In the static RMQ problem, one has to answer queries about the minimum in a range of a fixed array. A classic variation allows updates of the form $$$A_i \leftarrow x $$$. A good solution is segtree which solves it in $$$O(\log{n})$$$ query and update times. My question is : How fast can we update if we must answer queries in $$$O(1)$$$?

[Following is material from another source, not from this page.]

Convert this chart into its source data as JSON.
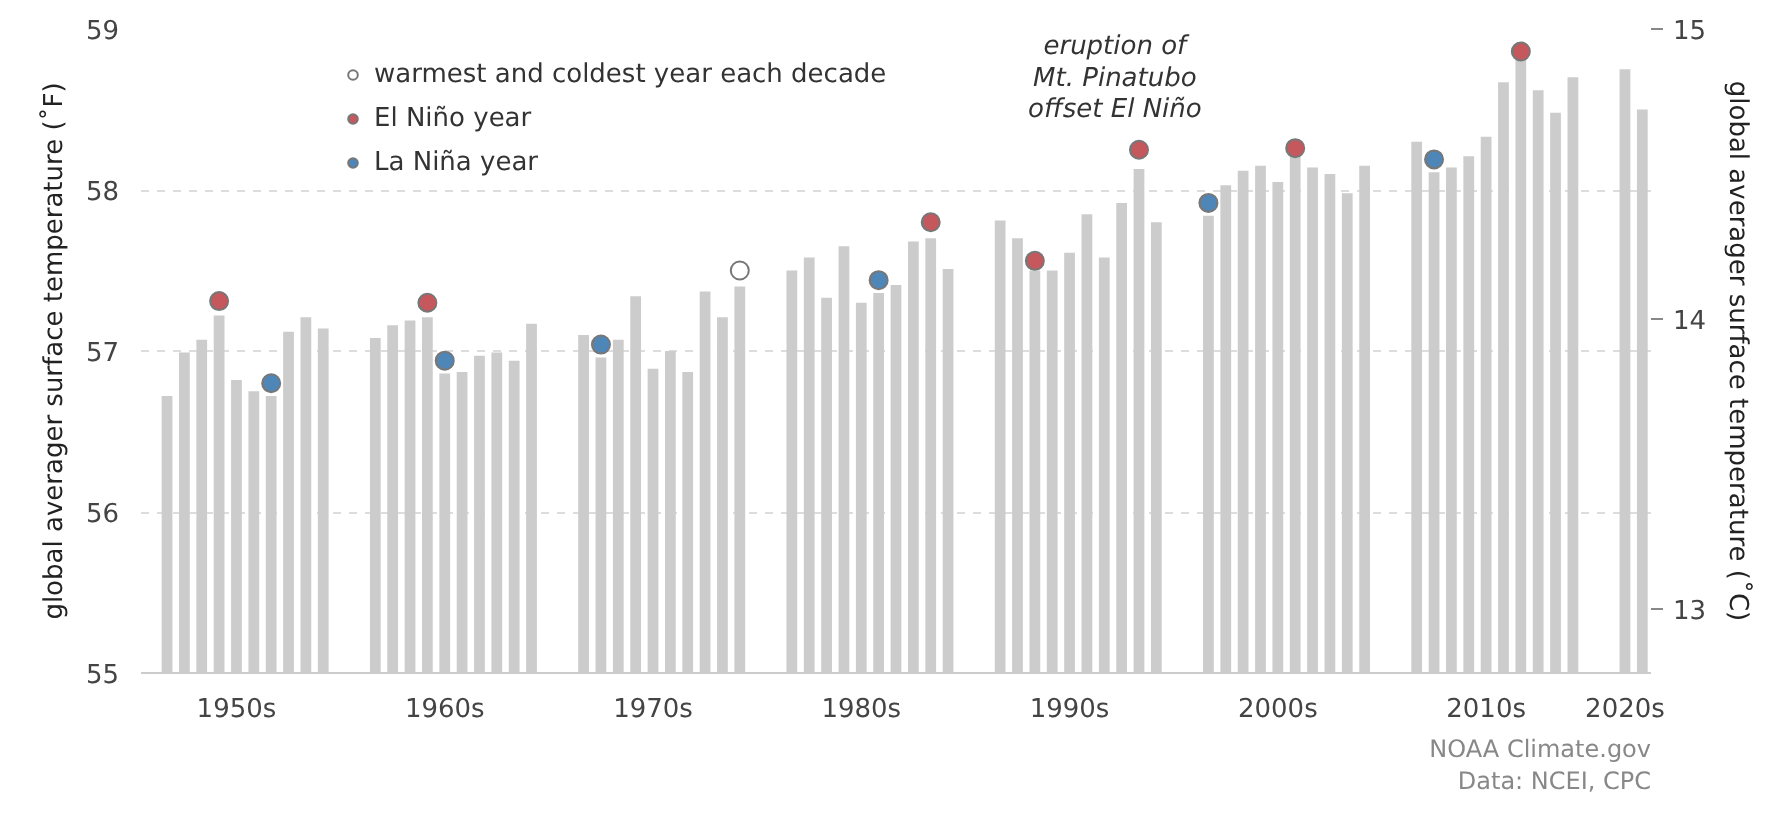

I can think of a solution which works in $$$O(\sqrt{n})$$$ per update :
We can answer queries in $$$O(1)$$$ using a sparse table. Since each element is a part of $$$O(n)$$$ ranges in the sparse table, we can clearly update a sparse table of an array of size $$$n$$$ in $$$O(n)$$$. Now, divide into $$$\sqrt{n}$$$ blocks. For each block, maintain the prefix and suffix minimums and also a sparse table. Clearly, a block can be updated in $$$O(\sqrt{n})$$$. On the upper level, maintain another sparse table which can answer minimum over a range of blocks. Clearly this can also be done in $$$O(\sqrt{n})$$$ and the query time is still $$$O(1)$$$. The memory used and precomputation done are both $$$O(n \log{n})$$$.
Can we do better, say $$$\text{polylog}(n)$$$, perhaps using more memory and/or precomputation? Is there a known lower bound?